Where are we in the development of this vaccine?
Moderna’s PCV is currently in Phase 2 of development and data should be released in the fourth quarter of 2022.
Merck US, the world leader in cancer treatment, which has had access to data from Moderna’s open-label Phase 2 study, has decided to invest $250m in Moderna. The investment which aims to co-develop and co-commercialize the PCV gives a considerable positive signal about the vaccine’s chances of success. The American oncology giant also has an economic interest in the success of Moderna’s vaccine. Indeed, the success of the vaccine would enhance and extend the efficacy of its PD1 therapy which generates tens of billions in sales each year.
It is critical to understand that the Moderna study is being conducted in an “adjuvant setting” (i.e., only in cases where the tumor has already been surgically removed) which is a factor that greatly increases the chances of success of the Moderna study. The future will tell whether such a vaccine will be successful in a “metastatic setting” – this will be more difficult, but there is hope once we understand the essence of the messenger RNA method. Finally, this personalized vaccine should offer an even greater positive outcome in cases of melanoma compared to other solid tumor cancers.
How is the combination of Messenger RNA (MRNA) and artificial intelligence pushing the boundaries of science?
Until now, it was very difficult to identify tumor markers (i.e., proteins that are produced by the cancerous tissue itself or sometimes by the body in response to the progression of the cancer) because they were undetectable by the immune system. Therefore, the effectiveness of PD1 (a form of immunotherapy) hit its glass ceiling, making any progress in the fight against cancer quite complicated.

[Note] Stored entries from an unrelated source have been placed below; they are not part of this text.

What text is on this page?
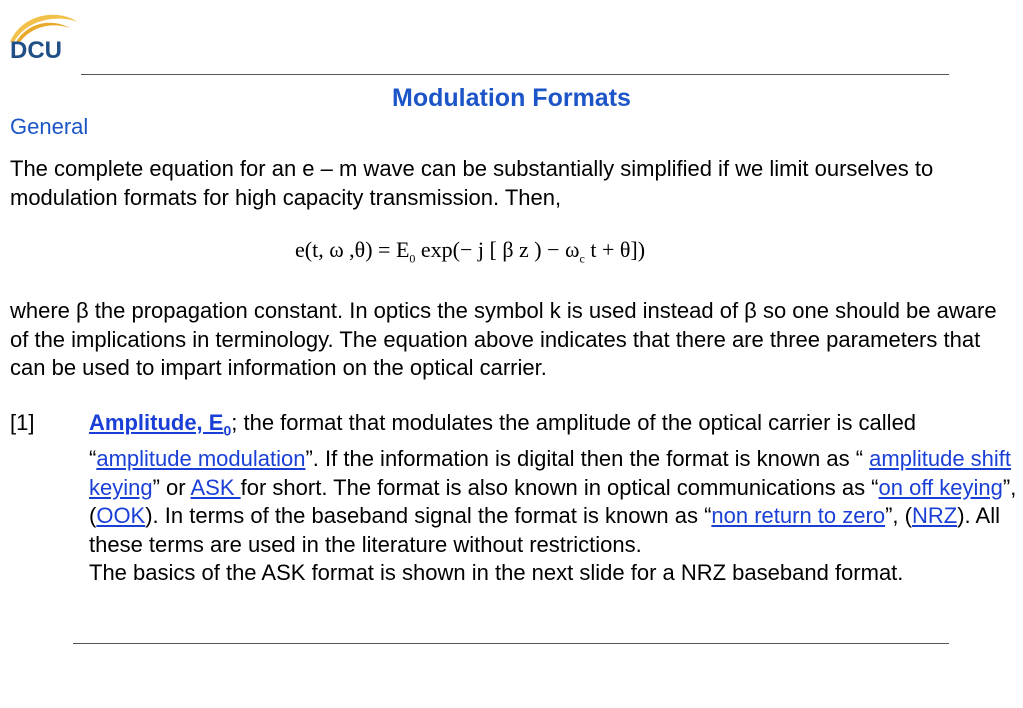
DCU
Modulation Formats
General
The complete equation for an e – m wave can be substantially simplified if we limit ourselves to modulation formats for high capacity transmission. Then,
e(t, ω $,\theta) = E_0$ exp(− j [ β z ) − $\omega_c$ t + θ])
where β the propagation constant. In optics the symbol k is used instead of β so one should be aware of the implications in terminology. The equation above indicates that there are three parameters that can be used to impart information on the optical carrier.
[1] Amplitude, $E_0$; the format that modulates the amplitude of the optical carrier is called “amplitude modulation”. If the information is digital then the format is known as “ amplitude shift keying” or ASK for short. The format is also known in optical communications as “on off keying”, (OOK). In terms of the baseband signal the format is known as “non return to zero”, (NRZ). All these terms are used in the literature without restrictions.
The basics of the ASK format is shown in the next slide for a NRZ baseband format.
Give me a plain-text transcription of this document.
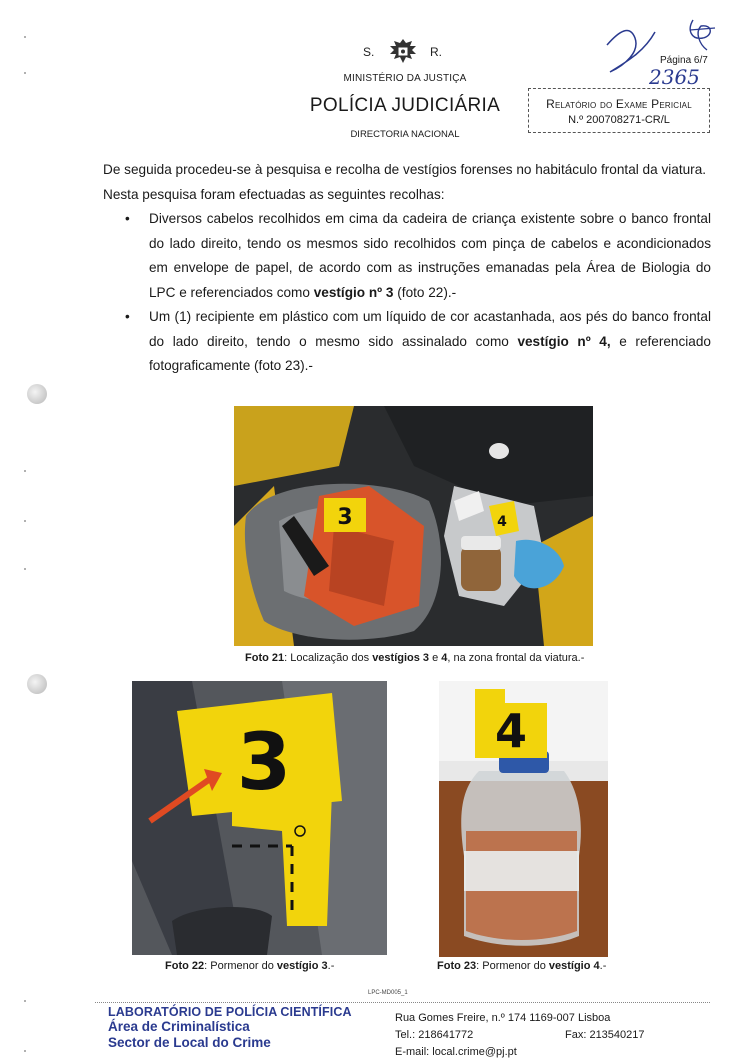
S.	R.
MINISTÉRIO DA JUSTIÇA
POLÍCIA JUDICIÁRIA
DIRECTORIA NACIONAL
Página 6/7
2365
Relatório do Exame Pericial
N.º 200708271-CR/L

De seguida procedeu-se à pesquisa e recolha de vestígios forenses no habitáculo frontal da viatura.

Nesta pesquisa foram efectuadas as seguintes recolhas:

• Diversos cabelos recolhidos em cima da cadeira de criança existente sobre o banco frontal do lado direito, tendo os mesmos sido recolhidos com pinça de cabelos e acondicionados em envelope de papel, de acordo com as instruções emanadas pela Área de Biologia do LPC e referenciados como vestígio nº 3 (foto 22).-
• Um (1) recipiente em plástico com um líquido de cor acastanhada, aos pés do banco frontal do lado direito, tendo o mesmo sido assinalado como vestígio nº 4, e referenciado fotograficamente (foto 23).-
3	4
Foto 21: Localização dos vestígios 3 e 4, na zona frontal da viatura.-
3
Foto 22: Pormenor do vestígio 3.-
4
Foto 23: Pormenor do vestígio 4.-
LPC-MD005_1
LABORATÓRIO DE POLÍCIA CIENTÍFICA
Área de Criminalística
Sector de Local do Crime
Rua Gomes Freire, n.º 174 1169-007 Lisboa
Tel.: 218641772	Fax: 213540217
E-mail: local.crime@pj.pt
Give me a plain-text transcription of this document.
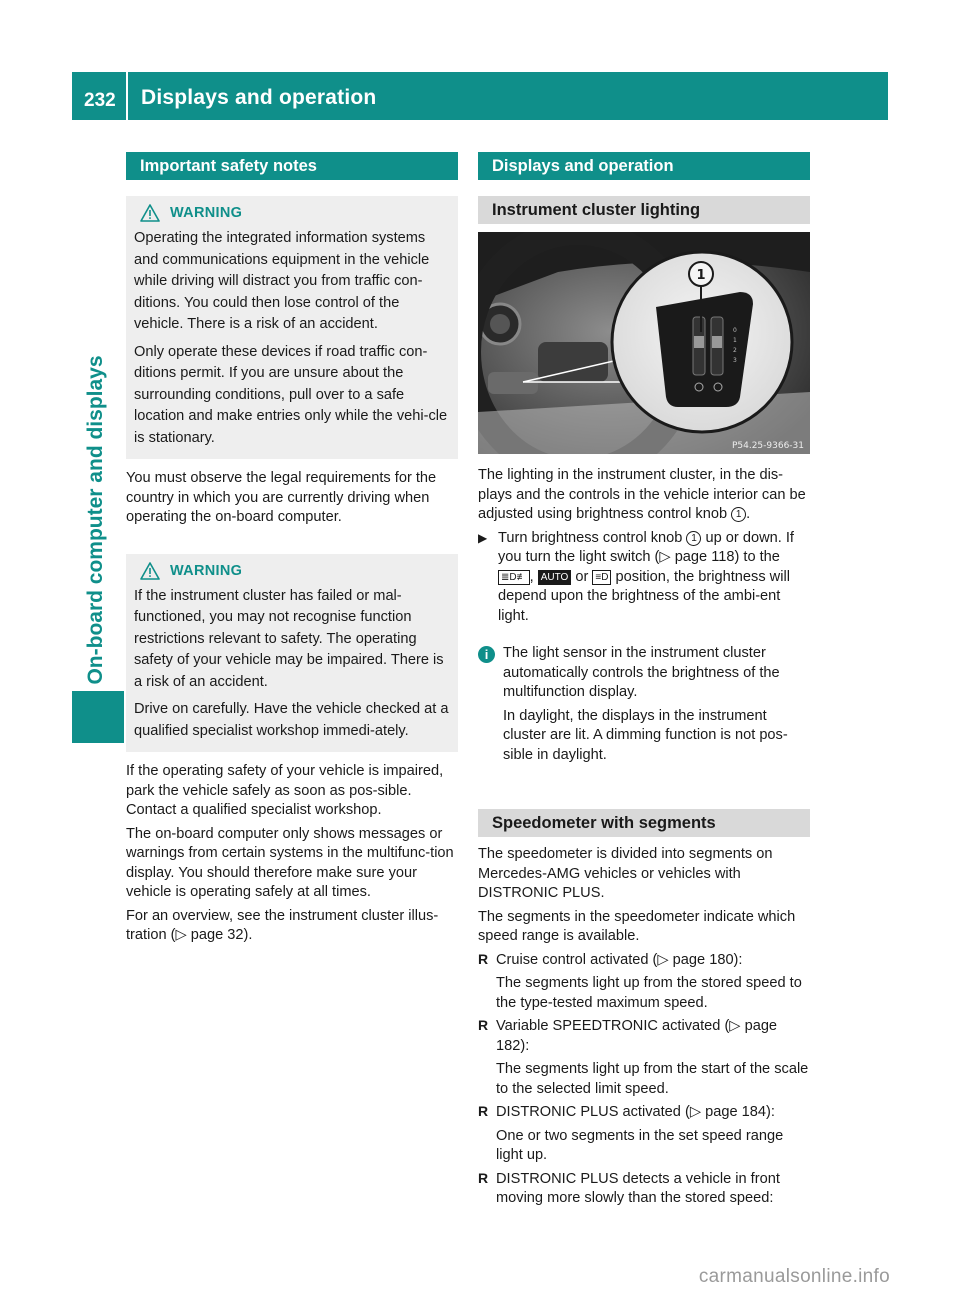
232 Displays and operation
On-board computer and displays
Important safety notes
WARNING

Operating the integrated information systems and communications equipment in the vehicle while driving will distract you from traffic con-ditions. You could then lose control of the vehicle. There is a risk of an accident.

Only operate these devices if road traffic con-ditions permit. If you are unsure about the surrounding conditions, pull over to a safe location and make entries only while the vehi-cle is stationary.

You must observe the legal requirements for the country in which you are currently driving when operating the on-board computer.

WARNING

If the instrument cluster has failed or mal-functioned, you may not recognise function restrictions relevant to safety. The operating safety of your vehicle may be impaired. There is a risk of an accident.

Drive on carefully. Have the vehicle checked at a qualified specialist workshop immedi-ately.

If the operating safety of your vehicle is impaired, park the vehicle safely as soon as pos-sible. Contact a qualified specialist workshop.

The on-board computer only shows messages or warnings from certain systems in the multifunc-tion display. You should therefore make sure your vehicle is operating safely at all times.

For an overview, see the instrument cluster illus-tration (▷ page 32).

Displays and operation
Instrument cluster lighting
0
1
2
3
1
P54.25-9366-31

The lighting in the instrument cluster, in the dis-plays and the controls in the vehicle interior can be adjusted using brightness control knob 1 .

▶ Turn brightness control knob 1 up or down. If you turn the light switch (▷ page 118) to the ≣D≢ , AUTO or ≡D position, the brightness will depend upon the brightness of the ambi-ent light.

i	The light sensor in the instrument cluster automatically controls the brightness of the multifunction display.

In daylight, the displays in the instrument cluster are lit. A dimming function is not pos-sible in daylight.

Speedometer with segments

The speedometer is divided into segments on Mercedes-AMG vehicles or vehicles with DISTRONIC PLUS.

The segments in the speedometer indicate which speed range is available.

R Cruise control activated (▷ page 180):

The segments light up from the stored speed to the type-tested maximum speed.

R Variable SPEEDTRONIC activated (▷ page 182):

The segments light up from the start of the scale to the selected limit speed.

R DISTRONIC PLUS activated (▷ page 184):

One or two segments in the set speed range light up.

R DISTRONIC PLUS detects a vehicle in front moving more slowly than the stored speed:

carmanualsonline.info
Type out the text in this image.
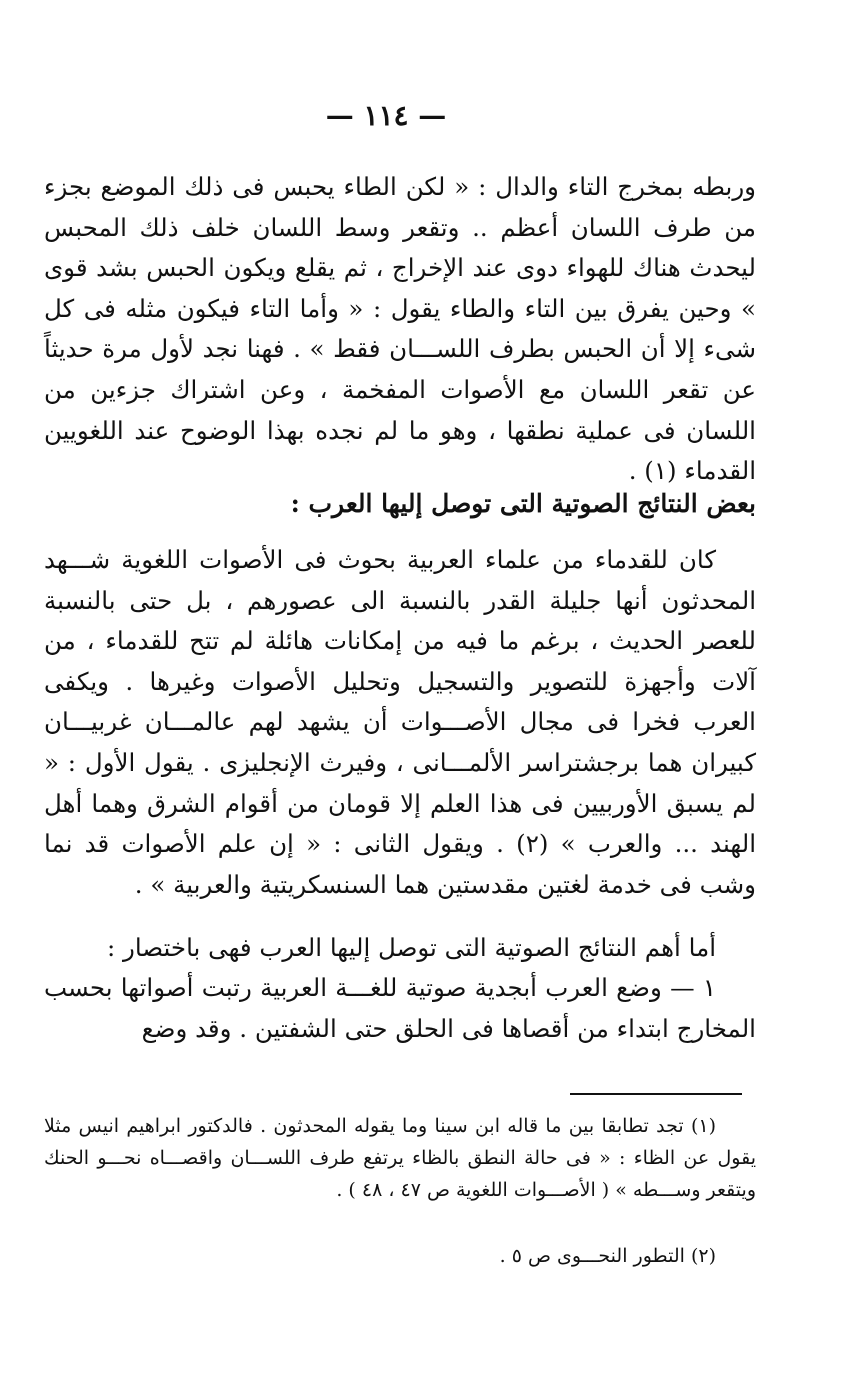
— ١١٤ —

وربطه بمخرج التاء والدال : « لكن الطاء يحبس فى ذلك الموضع بجزء من طرف اللسان أعظم .. وتقعر وسط اللسان خلف ذلك المحبس ليحدث هناك للهواء دوى عند الإخراج ، ثم يقلع ويكون الحبس بشد قوى » وحين يفرق بين التاء والطاء يقول : « وأما التاء فيكون مثله فى كل شىء إلا أن الحبس بطرف اللســـان فقط » . فهنا نجد لأول مرة حديثاً عن تقعر اللسان مع الأصوات المفخمة ، وعن اشتراك جزءين من اللسان فى عملية نطقها ، وهو ما لم نجده بهذا الوضوح عند اللغويين القدماء (١) .

بعض النتائج الصوتية التى توصل إليها العرب :

كان للقدماء من علماء العربية بحوث فى الأصوات اللغوية شـــهد المحدثون أنها جليلة القدر بالنسبة الى عصورهم ، بل حتى بالنسبة للعصر الحديث ، برغم ما فيه من إمكانات هائلة لم تتح للقدماء ، من آلات وأجهزة للتصوير والتسجيل وتحليل الأصوات وغيرها . ويكفى العرب فخرا فى مجال الأصـــوات أن يشهد لهم عالمـــان غربيـــان كبيران هما برجشتراسر الألمـــانى ، وفيرث الإنجليزى . يقول الأول : « لم يسبق الأوربيين فى هذا العلم إلا قومان من أقوام الشرق وهما أهل الهند ... والعرب » (٢) . ويقول الثانى : « إن علم الأصوات قد نما وشب فى خدمة لغتين مقدستين هما السنسكريتية والعربية » .

أما أهم النتائج الصوتية التى توصل إليها العرب فهى باختصار :

١ — وضع العرب أبجدية صوتية للغـــة العربية رتبت أصواتها بحسب المخارج ابتداء من أقصاها فى الحلق حتى الشفتين . وقد وضع

(١) تجد تطابقا بين ما قاله ابن سينا وما يقوله المحدثون . فالدكتور ابراهيم انيس مثلا يقول عن الظاء : « فى حالة النطق بالظاء يرتفع طرف اللســـان واقصـــاه نحـــو الحنك ويتقعر وســـطه » ( الأصـــوات اللغوية ص ٤٧ ، ٤٨ ) .

(٢) التطور النحـــوى ص ٥ .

In response to this obstacle, Moderna’s innovative approach is to:
- Take a sample of each patient’s tumor.
- Sequence it.
- Use elaborate algorithms to detect each patient’s unique tumor mutation.
- Then use Messenger RNA to label these mutant sequences (there are reportedly 34 in total)
- Reintroduce the Messenger RNA into the cancerous tumor to generate this protein that will mark the tumor. In this way, the tumor markers become visible to the immune system and PD1 antibodies can more effectively kill the cancer cells. The benefits of this approach would be to get rid of tumors quickly and permanently, leading to a more permanent cure of patients.